Monaco has two powerful legacies from its quarantines of the past in a street name and also in an annual procession.

The Tower and Avenue de la Quarantaine 

There is a curiously named street «avenue de la Quarantaine» that still exists in Monaco today by Chemim des Pêcheurs (and Parking des Pêcheurs by the Rock). A seafaring and trading nation, Monegasques were aware that diseases were global and epidemics could arrive from distant shores by sea. At the time of writing France has just proposed a law imposing quarantine on specified international arrivals. And so it was in Monaco almost 400 years ago whenever diseases arriving on ships threatened, particularly those from China and Japan. There actually existed a tower built in the XIV century and barracks (lazare) to enforce quarantine on visiting seamen. The Quarantine tower no longer exists but the vestiges remain to this day in the street name. 

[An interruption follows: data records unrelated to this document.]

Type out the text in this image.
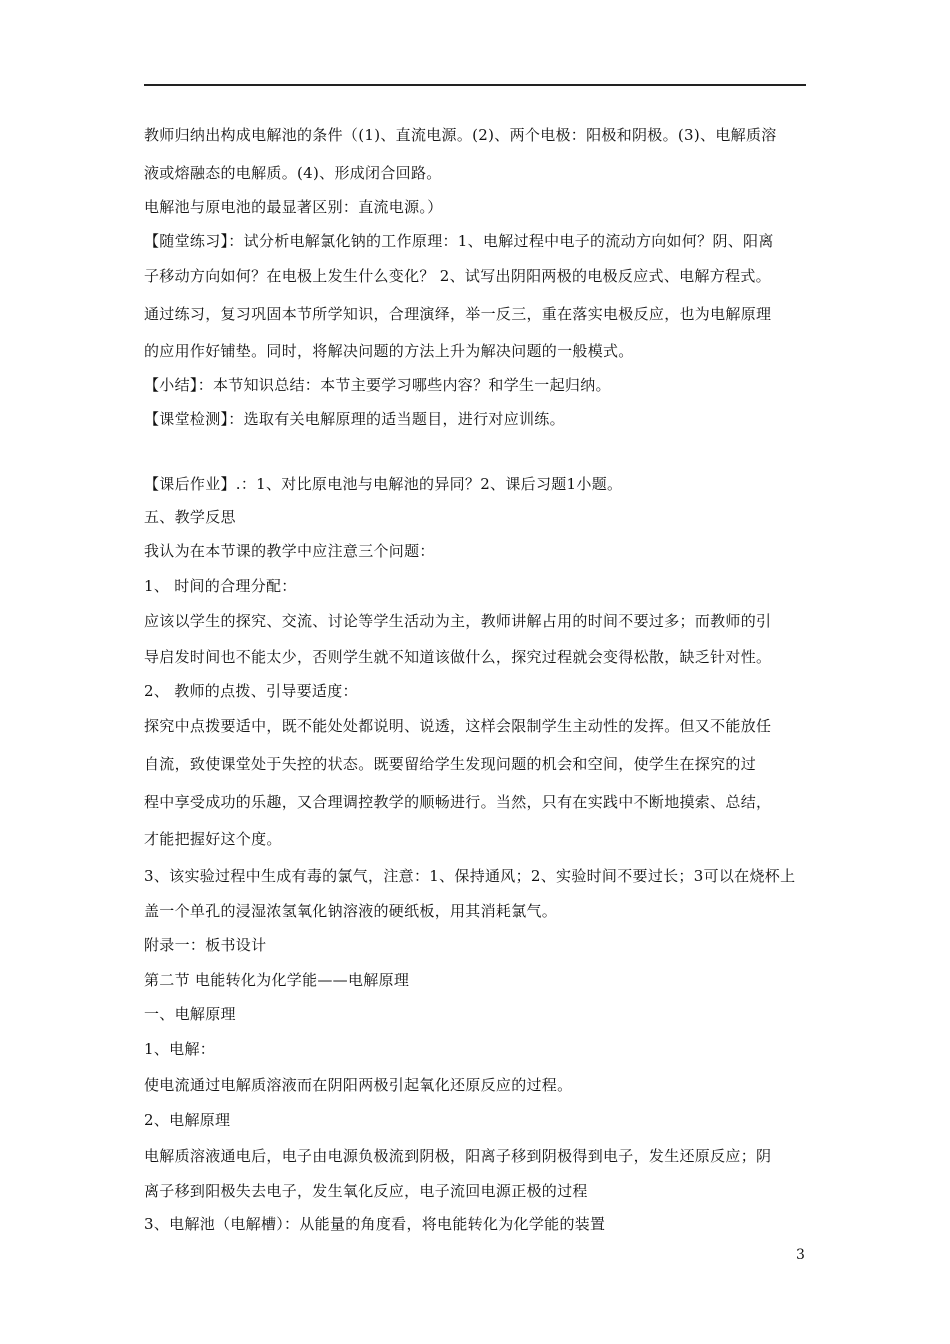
教师归纳出构成电解池的条件（(1)、直流电源。(2)、两个电极：阳极和阴极。(3)、电解质溶
液或熔融态的电解质。(4)、形成闭合回路。
电解池与原电池的最显著区别：直流电源。）
【随堂练习】：试分析电解氯化钠的工作原理：1、电解过程中电子的流动方向如何？阴、阳离
子移动方向如何？在电极上发生什么变化？ 2、试写出阴阳两极的电极反应式、电解方程式。
通过练习，复习巩固本节所学知识，合理演绎，举一反三，重在落实电极反应，也为电解原理
的应用作好铺垫。同时，将解决问题的方法上升为解决问题的一般模式。
【小结】：本节知识总结：本节主要学习哪些内容？和学生一起归纳。
【课堂检测】：选取有关电解原理的适当题目，进行对应训练。
【课后作业】.：1、对比原电池与电解池的异同？2、课后习题1小题。
五、教学反思
我认为在本节课的教学中应注意三个问题：
1、 时间的合理分配：
应该以学生的探究、交流、讨论等学生活动为主，教师讲解占用的时间不要过多；而教师的引
导启发时间也不能太少，否则学生就不知道该做什么，探究过程就会变得松散，缺乏针对性。
2、 教师的点拨、引导要适度：
探究中点拨要适中，既不能处处都说明、说透，这样会限制学生主动性的发挥。但又不能放任
自流，致使课堂处于失控的状态。既要留给学生发现问题的机会和空间，使学生在探究的过
程中享受成功的乐趣，又合理调控教学的顺畅进行。当然，只有在实践中不断地摸索、总结，
才能把握好这个度。
3、该实验过程中生成有毒的氯气，注意：1、保持通风；2、实验时间不要过长；3可以在烧杯上
盖一个单孔的浸湿浓氢氧化钠溶液的硬纸板，用其消耗氯气。
附录一：板书设计
第二节 电能转化为化学能——电解原理
一、电解原理
1、电解：
使电流通过电解质溶液而在阴阳两极引起氧化还原反应的过程。
2、电解原理
电解质溶液通电后，电子由电源负极流到阴极，阳离子移到阴极得到电子，发生还原反应；阴
离子移到阳极失去电子，发生氧化反应，电子流回电源正极的过程
3、电解池（电解槽）：从能量的角度看，将电能转化为化学能的装置
3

How Monaco’s First Quarantine Saved It From The Plague
@ depositphotos.com

Procession of the Immaculate Conception of the Virgin Mary

Do you remember the feeling at the end of the lockdown this May 4th..? Such was the feeling of relief and elation in 1632 that Prince Honoré II took a vow of remembrance. Almost 400 years later that Vow still plays out in a Monégasque tradition. Having just experienced the end of the Covid-19 confinement the urge to make a vow of thanks now feels very real. The traditional yearly Procession leaves the Cathedral, traverses the streets and arrives at the door of the last known victim of the 1631 plague. And the ceremony includes a prayer of thanks from the surviving population for deliverance. 

Thus was perpetuated the «Procession of Penance» known as the «Vow» testifying to the loyalty of the inhabitants to the promise fulfilled in 1632. 

How Monaco’s First Quarantine Saved It From The Plague

Since 1987, the Council of the Archbishopric has decided to take up this tradition and make it coincide with the patronal feast of the Cathedral «the Feast of Immaculate Conception» which is universally celebrated on December 8. The procession stops at number 7, Rue Basse, an offering (ex-voto) recalls the place where the last case of plague was noted.

Epidemics and pandemics sadly are not just historical events with legacies in our ceremonial traditions. Covid-19 has been only too real. And, still almost in living memory, only one hundred years ago, «the Spanish Flu» pandemic spread worldwide, causing an estimated 50 million deaths. Fortunately the influenza pandemics of 1957, 1968, and 2009 did not approach levels of morbidity and mortality comparable to those of the 1918 «Spanish flu» but they are a reminder of the fragility of our life.